Which knitting needles do you need when you are starting out? When you are standing in a knitting shop, the choice can be overwhelming. I certainly didn’t know where to begin!
Let me give you some pointers because needles are an essential part of your knitting supplies. Hopefully, this short guide will help you choose the right ones for you and explain how you can store and transport your needles.
Needles are made of three main types of materials:
- Wood (or bamboo)
Choosing the material of your needles is a matter of personal preference. Mine is currently metal!
When deciding which needles to buy, you might want to consider the following points:
– Wood is generally rougher than metal so the yarn will tend to stay put. Metal needles are very smooth and the yarn slides off very easily.
– Wooden needles tend to be more expensive than other types of needle. If you are a beginner, you might want to wait a while before investing in some.
– This might sound a bit odd, but metal needles do make the loudest clicking sounds. This is worth taking into consideration if you are planning on knitting in front of the TV etc. Luckily, in my case, the noise doesn’t seem to bother my husband!
A key point to note is that most paper bands on yarn show the size of needle that is best to use with the yarn.
Knitting needles sizes can be shown in one of three ways: in millimeters, old UK or US.
You might find this needle conversion chart handy:
When you have started to build up a collection of needles you can store them in a tall cylindrical container or in a special knitting needle case with individual compartments for each needle. The advantage of knitting needle cases is that they often roll up for easy storage and you can keep your pairs of straight needles together.
It is a good idea to store circular knitting needles separately so the cables do not become tangled. Also, if circular needles are stored tightly coiled you may need to let the cables relax before starting to knit with them.
Can I take my knitting needles on the airplane?
The short answer (at the time of writing) is that yes, you can take knitting needles in either your hand luggage or your checked baggage.
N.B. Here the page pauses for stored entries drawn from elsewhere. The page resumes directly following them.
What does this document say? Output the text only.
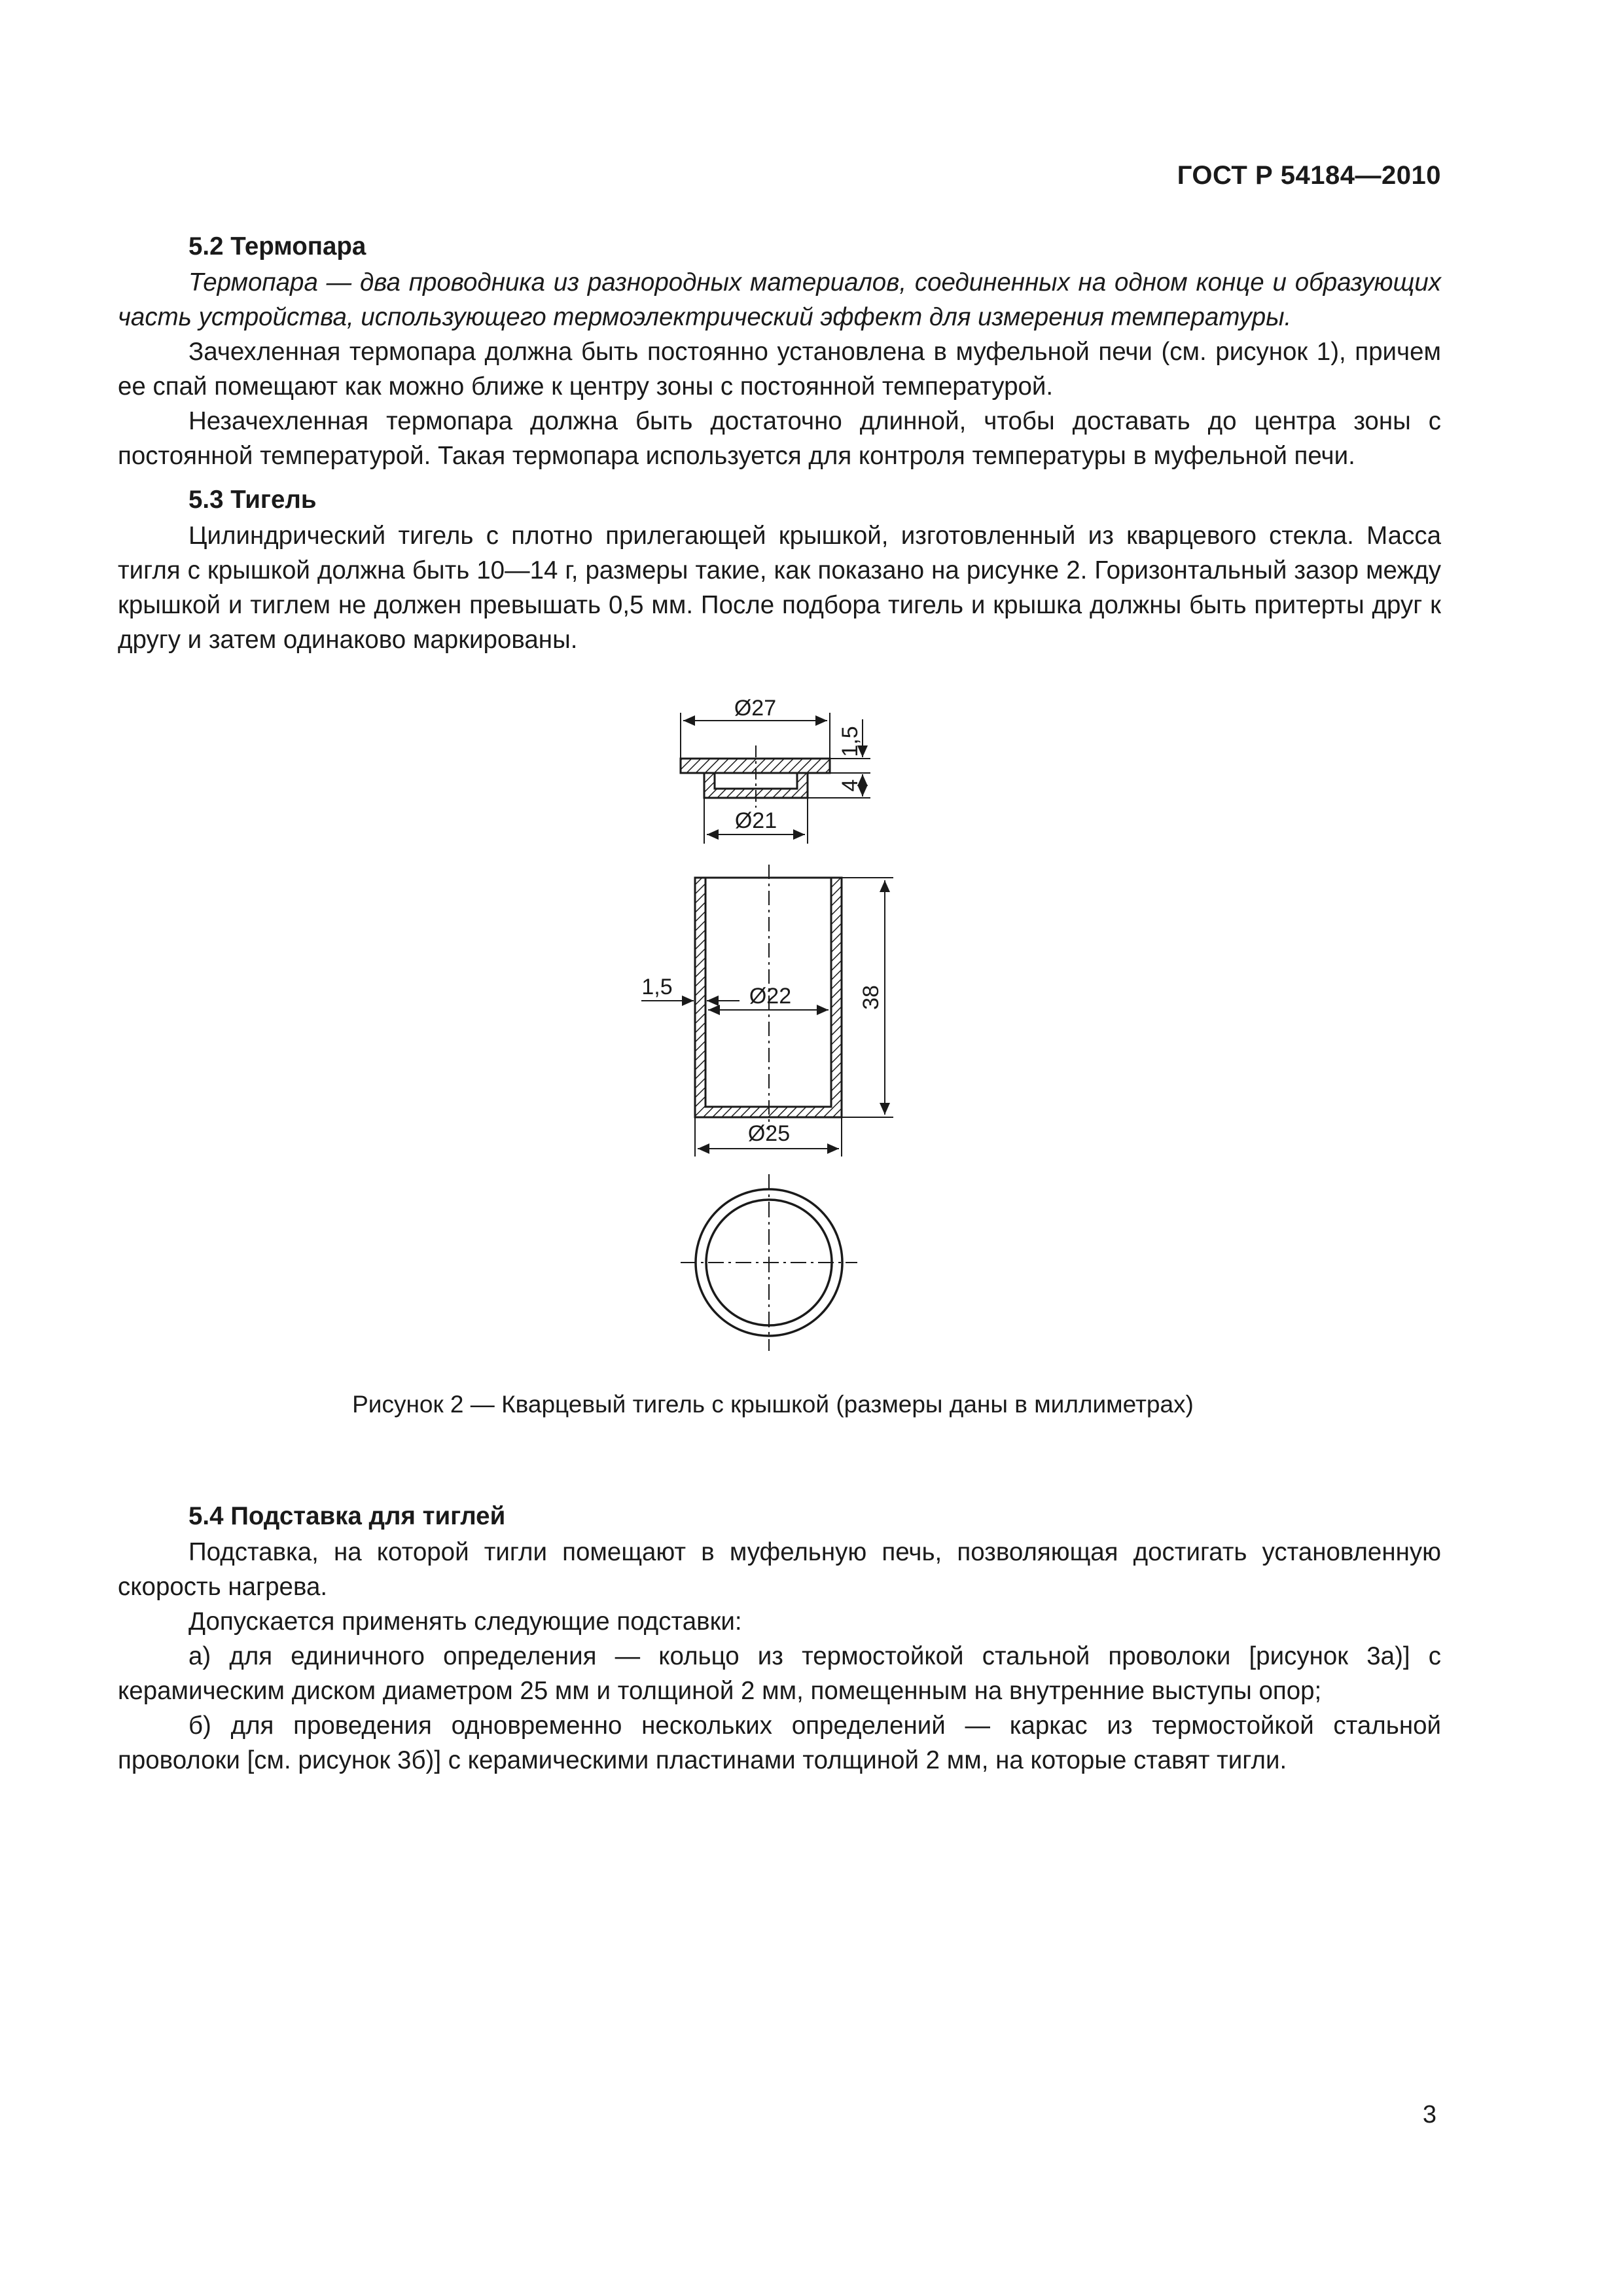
ГОСТ Р 54184—2010
5.2 Термопара

Термопара — два проводника из разнородных материалов, соединенных на одном конце и образующих часть устройства, использующего термоэлектрический эффект для измерения температуры.

Зачехленная термопара должна быть постоянно установлена в муфельной печи (см. рисунок 1), причем ее спай помещают как можно ближе к центру зоны с постоянной температурой.

Незачехленная термопара должна быть достаточно длинной, чтобы доставать до центра зоны с постоянной температурой. Такая термопара используется для контроля температуры в муфельной печи.

5.3 Тигель

Цилиндрический тигель с плотно прилегающей крышкой, изготовленный из кварцевого стекла. Масса тигля с крышкой должна быть 10—14 г, размеры такие, как показано на рисунке 2. Горизонтальный зазор между крышкой и тиглем не должен превышать 0,5 мм. После подбора тигель и крышка должны быть притерты друг к другу и затем одинаково маркированы.

Ø27
1,5
4
Ø21
1,5	Ø22	38
Ø25
Рисунок 2 — Кварцевый тигель с крышкой (размеры даны в миллиметрах)
5.4 Подставка для тиглей

Подставка, на которой тигли помещают в муфельную печь, позволяющая достигать установленную скорость нагрева.

Допускается применять следующие подставки:

а) для единичного определения — кольцо из термостойкой стальной проволоки [рисунок 3а)] с керамическим диском диаметром 25 мм и толщиной 2 мм, помещенным на внутренние выступы опор;

б) для проведения одновременно нескольких определений — каркас из термостойкой стальной проволоки [см. рисунок 3б)] с керамическими пластинами толщиной 2 мм, на которые ставят тигли.

3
However, there is a possibility that the needles will be perceived as a possible weapon by one of the Security Officers.
The Transportation Security Administration (TSA) has some good tips:
- They suggest circular knitting needles are less than 31 inches in total length
- They recommend that needles be made of bamboo or plastic (Not Metal)
- Scissors must have blunt points
- In case a Security Officer does not allow your knitting tools through security they recommend that you carry a self addressed envelope so that you can mail your tools back to yourself as opposed to surrendering them at the security checkpoint
- As a precautionary measure they recommend that you carry a crochet hook with yarn to save the work you have already done in case your knitting tools are surrendered at a checkpoint
My advice is to check the TSA website or equivalent before you embark on any air travel.